A lot of what Roland Barthes discusses in the beginning of his book, Image, Music, Text, is about the way photographs are increasingly designed for particular effect. They are designed in such a way that each part of the image contributes to an overall message, a connotation or a set of connotations developed from the way in which the audience is pushed to perceive the image. The composition of an image, in essence, defines how people take the message.
The interesting thing is, identity of individuals seem to be being developed through pictures, through the interaction of captioned images and composed websites. Social networking sites seem to promote the conception of an individual as much through images, videos, music, etc, as through the persons description of themselves. Facebook, for example, seems to have very little space dedicated to a self description.
What does this mean?
Well, it could mean a lot of things. The most obvious is that our lives are, in one sense, composed of images (each of which is a composition in and of itself, with its own set of connotated meanings). The more interesting thing, I think though, is the connection of these images to captions and mini-messages inserted below them. When people post pictures; they are in essence composing identity not only through the pictures, but also through what they say, and what others say about them. The captions and the comments. These, as much as the pictures themselves, define the experience that the audience has; they define how that person is seen by each successive viewer. As Barthes points out, captions have capabilities to affirm image meanings, but also to “contradict the image so as to produce a compensatory connotation” (27). While he is specifically referring to the way in which images are used in newspaper, technology has advanced, and now these images are plastered up onto the world wide web. They are a collection of images that are not only captioned by the person posting, but by every single person viewing it. This transformational move is powerful and subtle. The caption, the comment, is now a defining nature about what the person is and how they are defined...at least so long as they decide to accept it (another interesting topic). Power of identity, both of the photo and of the person, is placed into the role of the camera and the posted persona...but also most interestingly, into whoever decides to read it and take the time to post to it. Identity forging becomes a mass production; especially the larger the scope of the network that it is being forged in. The brief caption can define, confront, change, ignore, and belittle the image, or even the set of images.

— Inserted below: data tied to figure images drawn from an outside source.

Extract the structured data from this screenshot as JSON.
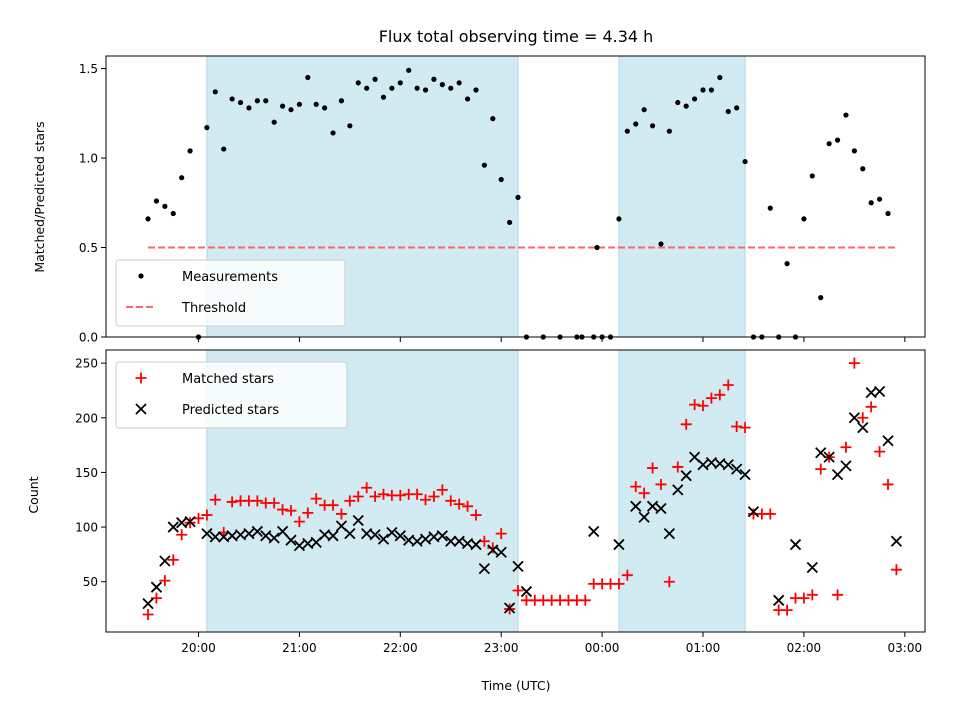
{
  "title": "Flux total observing time = 4.34 h",
  "chart_data": [
    {
      "type": "scatter",
      "name": "ratio-panel",
      "ylabel": "Matched/Predicted stars",
      "ylim": [
        0,
        1.57
      ],
      "yticks": [
        "0.0",
        "0.5",
        "1.0",
        "1.5"
      ],
      "ytick_values": [
        0,
        0.5,
        1.0,
        1.5
      ],
      "legend": [
        "Measurements",
        "Threshold"
      ],
      "legend_placement": "lower-left",
      "threshold": 0.5,
      "observing_windows": [
        [
          "20:05",
          "23:10"
        ],
        [
          "00:10",
          "01:25"
        ]
      ],
      "series": [
        {
          "name": "Measurements",
          "marker": "dot",
          "color": "#000000",
          "points": [
            [
              "19:30",
              0.66
            ],
            [
              "19:35",
              0.76
            ],
            [
              "19:40",
              0.73
            ],
            [
              "19:45",
              0.69
            ],
            [
              "19:50",
              0.89
            ],
            [
              "19:55",
              1.04
            ],
            [
              "20:00",
              0.0
            ],
            [
              "20:05",
              1.17
            ],
            [
              "20:10",
              1.37
            ],
            [
              "20:15",
              1.05
            ],
            [
              "20:20",
              1.33
            ],
            [
              "20:25",
              1.31
            ],
            [
              "20:30",
              1.28
            ],
            [
              "20:35",
              1.32
            ],
            [
              "20:40",
              1.32
            ],
            [
              "20:45",
              1.2
            ],
            [
              "20:50",
              1.29
            ],
            [
              "20:55",
              1.27
            ],
            [
              "21:00",
              1.3
            ],
            [
              "21:05",
              1.45
            ],
            [
              "21:10",
              1.3
            ],
            [
              "21:15",
              1.28
            ],
            [
              "21:20",
              1.14
            ],
            [
              "21:25",
              1.32
            ],
            [
              "21:30",
              1.18
            ],
            [
              "21:35",
              1.42
            ],
            [
              "21:40",
              1.39
            ],
            [
              "21:45",
              1.44
            ],
            [
              "21:50",
              1.34
            ],
            [
              "21:55",
              1.39
            ],
            [
              "22:00",
              1.42
            ],
            [
              "22:05",
              1.49
            ],
            [
              "22:10",
              1.39
            ],
            [
              "22:15",
              1.38
            ],
            [
              "22:20",
              1.44
            ],
            [
              "22:25",
              1.41
            ],
            [
              "22:30",
              1.39
            ],
            [
              "22:35",
              1.42
            ],
            [
              "22:40",
              1.33
            ],
            [
              "22:45",
              1.38
            ],
            [
              "22:50",
              0.96
            ],
            [
              "22:55",
              1.22
            ],
            [
              "23:00",
              0.88
            ],
            [
              "23:05",
              0.64
            ],
            [
              "23:10",
              0.78
            ],
            [
              "23:15",
              0.0
            ],
            [
              "23:25",
              0.0
            ],
            [
              "23:35",
              0.0
            ],
            [
              "23:45",
              0.0
            ],
            [
              "00:00",
              0.0
            ],
            [
              "00:05",
              0.0
            ],
            [
              "23:55",
              0.0
            ],
            [
              "23:48",
              0.0
            ],
            [
              "23:57",
              0.5
            ],
            [
              "00:10",
              0.66
            ],
            [
              "00:15",
              1.15
            ],
            [
              "00:20",
              1.19
            ],
            [
              "00:25",
              1.27
            ],
            [
              "00:30",
              1.18
            ],
            [
              "00:35",
              0.52
            ],
            [
              "00:40",
              1.15
            ],
            [
              "00:45",
              1.31
            ],
            [
              "00:50",
              1.29
            ],
            [
              "00:55",
              1.33
            ],
            [
              "01:00",
              1.38
            ],
            [
              "01:05",
              1.38
            ],
            [
              "01:10",
              1.45
            ],
            [
              "01:15",
              1.26
            ],
            [
              "01:20",
              1.28
            ],
            [
              "01:25",
              0.98
            ],
            [
              "01:30",
              0.0
            ],
            [
              "01:35",
              0.0
            ],
            [
              "01:40",
              0.72
            ],
            [
              "01:45",
              0.0
            ],
            [
              "01:50",
              0.41
            ],
            [
              "01:55",
              0.0
            ],
            [
              "02:00",
              0.66
            ],
            [
              "02:05",
              0.9
            ],
            [
              "02:10",
              0.22
            ],
            [
              "02:15",
              1.08
            ],
            [
              "02:20",
              1.1
            ],
            [
              "02:25",
              1.24
            ],
            [
              "02:30",
              1.04
            ],
            [
              "02:35",
              0.94
            ],
            [
              "02:40",
              0.75
            ],
            [
              "02:45",
              0.77
            ],
            [
              "02:50",
              0.69
            ]
          ]
        }
      ]
    },
    {
      "type": "scatter",
      "name": "count-panel",
      "ylabel": "Count",
      "xlabel": "Time (UTC)",
      "ylim": [
        4,
        262
      ],
      "yticks": [
        "50",
        "100",
        "150",
        "200",
        "250"
      ],
      "ytick_values": [
        50,
        100,
        150,
        200,
        250
      ],
      "xticks": [
        "20:00",
        "21:00",
        "22:00",
        "23:00",
        "00:00",
        "01:00",
        "02:00",
        "03:00"
      ],
      "legend": [
        "Matched stars",
        "Predicted stars"
      ],
      "legend_placement": "upper-left",
      "observing_windows": [
        [
          "20:05",
          "23:10"
        ],
        [
          "00:10",
          "01:25"
        ]
      ],
      "series": [
        {
          "name": "Matched stars",
          "marker": "plus",
          "color": "#ff0000",
          "points": [
            [
              "19:30",
              20
            ],
            [
              "19:35",
              35
            ],
            [
              "19:40",
              51
            ],
            [
              "19:45",
              70
            ],
            [
              "19:50",
              93
            ],
            [
              "19:55",
              104
            ],
            [
              "20:00",
              108
            ],
            [
              "20:05",
              111
            ],
            [
              "20:10",
              125
            ],
            [
              "20:15",
              95
            ],
            [
              "20:20",
              123
            ],
            [
              "20:25",
              124
            ],
            [
              "20:30",
              124
            ],
            [
              "20:35",
              124
            ],
            [
              "20:40",
              122
            ],
            [
              "20:45",
              122
            ],
            [
              "20:50",
              116
            ],
            [
              "20:55",
              115
            ],
            [
              "21:00",
              105
            ],
            [
              "21:05",
              113
            ],
            [
              "21:10",
              126
            ],
            [
              "21:15",
              120
            ],
            [
              "21:20",
              120
            ],
            [
              "21:25",
              112
            ],
            [
              "21:30",
              124
            ],
            [
              "21:35",
              128
            ],
            [
              "21:40",
              136
            ],
            [
              "21:45",
              128
            ],
            [
              "21:50",
              130
            ],
            [
              "21:55",
              129
            ],
            [
              "22:00",
              129
            ],
            [
              "22:05",
              130
            ],
            [
              "22:10",
              130
            ],
            [
              "22:15",
              125
            ],
            [
              "22:20",
              128
            ],
            [
              "22:25",
              134
            ],
            [
              "22:30",
              124
            ],
            [
              "22:35",
              121
            ],
            [
              "22:40",
              119
            ],
            [
              "22:45",
              111
            ],
            [
              "22:50",
              87
            ],
            [
              "22:55",
              81
            ],
            [
              "23:00",
              94
            ],
            [
              "23:05",
              25
            ],
            [
              "23:10",
              42
            ],
            [
              "23:15",
              33
            ],
            [
              "23:20",
              33
            ],
            [
              "23:25",
              33
            ],
            [
              "23:30",
              33
            ],
            [
              "23:35",
              33
            ],
            [
              "23:40",
              33
            ],
            [
              "23:45",
              33
            ],
            [
              "23:50",
              33
            ],
            [
              "23:55",
              48
            ],
            [
              "00:00",
              48
            ],
            [
              "00:05",
              48
            ],
            [
              "00:10",
              48
            ],
            [
              "00:15",
              56
            ],
            [
              "00:20",
              137
            ],
            [
              "00:25",
              131
            ],
            [
              "00:30",
              154
            ],
            [
              "00:35",
              139
            ],
            [
              "00:40",
              50
            ],
            [
              "00:45",
              155
            ],
            [
              "00:50",
              194
            ],
            [
              "00:55",
              212
            ],
            [
              "01:00",
              211
            ],
            [
              "01:05",
              218
            ],
            [
              "01:10",
              221
            ],
            [
              "01:15",
              230
            ],
            [
              "01:20",
              192
            ],
            [
              "01:25",
              191
            ],
            [
              "01:30",
              112
            ],
            [
              "01:35",
              112
            ],
            [
              "01:40",
              112
            ],
            [
              "01:45",
              24
            ],
            [
              "01:50",
              24
            ],
            [
              "01:55",
              35
            ],
            [
              "02:00",
              35
            ],
            [
              "02:05",
              38
            ],
            [
              "02:10",
              153
            ],
            [
              "02:15",
              164
            ],
            [
              "02:20",
              38
            ],
            [
              "02:25",
              173
            ],
            [
              "02:30",
              250
            ],
            [
              "02:35",
              200
            ],
            [
              "02:40",
              210
            ],
            [
              "02:45",
              169
            ],
            [
              "02:50",
              139
            ],
            [
              "02:55",
              61
            ]
          ]
        },
        {
          "name": "Predicted stars",
          "marker": "x",
          "color": "#000000",
          "points": [
            [
              "19:30",
              30
            ],
            [
              "19:35",
              45
            ],
            [
              "19:40",
              69
            ],
            [
              "19:45",
              100
            ],
            [
              "19:50",
              104
            ],
            [
              "19:55",
              105
            ],
            [
              "20:05",
              94
            ],
            [
              "20:10",
              91
            ],
            [
              "20:15",
              91
            ],
            [
              "20:20",
              92
            ],
            [
              "20:25",
              93
            ],
            [
              "20:30",
              94
            ],
            [
              "20:35",
              96
            ],
            [
              "20:40",
              92
            ],
            [
              "20:45",
              90
            ],
            [
              "20:50",
              96
            ],
            [
              "20:55",
              88
            ],
            [
              "21:00",
              83
            ],
            [
              "21:05",
              85
            ],
            [
              "21:10",
              86
            ],
            [
              "21:15",
              93
            ],
            [
              "21:20",
              92
            ],
            [
              "21:25",
              101
            ],
            [
              "21:30",
              94
            ],
            [
              "21:35",
              106
            ],
            [
              "21:40",
              94
            ],
            [
              "21:45",
              93
            ],
            [
              "21:50",
              89
            ],
            [
              "21:55",
              95
            ],
            [
              "22:00",
              92
            ],
            [
              "22:05",
              88
            ],
            [
              "22:10",
              87
            ],
            [
              "22:15",
              89
            ],
            [
              "22:20",
              91
            ],
            [
              "22:25",
              92
            ],
            [
              "22:30",
              87
            ],
            [
              "22:35",
              87
            ],
            [
              "22:40",
              85
            ],
            [
              "22:45",
              84
            ],
            [
              "22:50",
              62
            ],
            [
              "22:55",
              79
            ],
            [
              "23:00",
              77
            ],
            [
              "23:05",
              26
            ],
            [
              "23:10",
              64
            ],
            [
              "23:15",
              41
            ],
            [
              "23:55",
              96
            ],
            [
              "00:10",
              84
            ],
            [
              "00:20",
              119
            ],
            [
              "00:25",
              109
            ],
            [
              "00:30",
              119
            ],
            [
              "00:35",
              117
            ],
            [
              "00:40",
              94
            ],
            [
              "00:45",
              134
            ],
            [
              "00:50",
              147
            ],
            [
              "00:55",
              164
            ],
            [
              "01:00",
              157
            ],
            [
              "01:05",
              159
            ],
            [
              "01:10",
              158
            ],
            [
              "01:15",
              157
            ],
            [
              "01:20",
              153
            ],
            [
              "01:25",
              148
            ],
            [
              "01:30",
              114
            ],
            [
              "01:45",
              33
            ],
            [
              "01:55",
              84
            ],
            [
              "02:05",
              63
            ],
            [
              "02:10",
              168
            ],
            [
              "02:15",
              164
            ],
            [
              "02:20",
              148
            ],
            [
              "02:25",
              156
            ],
            [
              "02:30",
              200
            ],
            [
              "02:35",
              191
            ],
            [
              "02:40",
              223
            ],
            [
              "02:45",
              224
            ],
            [
              "02:50",
              179
            ],
            [
              "02:55",
              87
            ]
          ]
        }
      ]
    }
  ],
  "colors": {
    "window_fill": "#add8e6",
    "threshold": "#ff6666",
    "matched": "#ff0000",
    "predicted": "#000000",
    "measurement": "#000000"
  }
}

I guess the question then is, how much are images defined by the captions, headlines, and other text around them, and how do these new ways of interacting in social media really form identities. How much can we really say we are defined by our own particular input and how much of it is from the outside.
How much would a single comment at the end of this blog post change the blog post?
How about a hundred....a thousand...a hundred thousand? (Not that I'm really expecting that).
And a question for another time....are tweets just mini-captions, posted about life situations, events, etc.? They seem quite appropriate in format for that.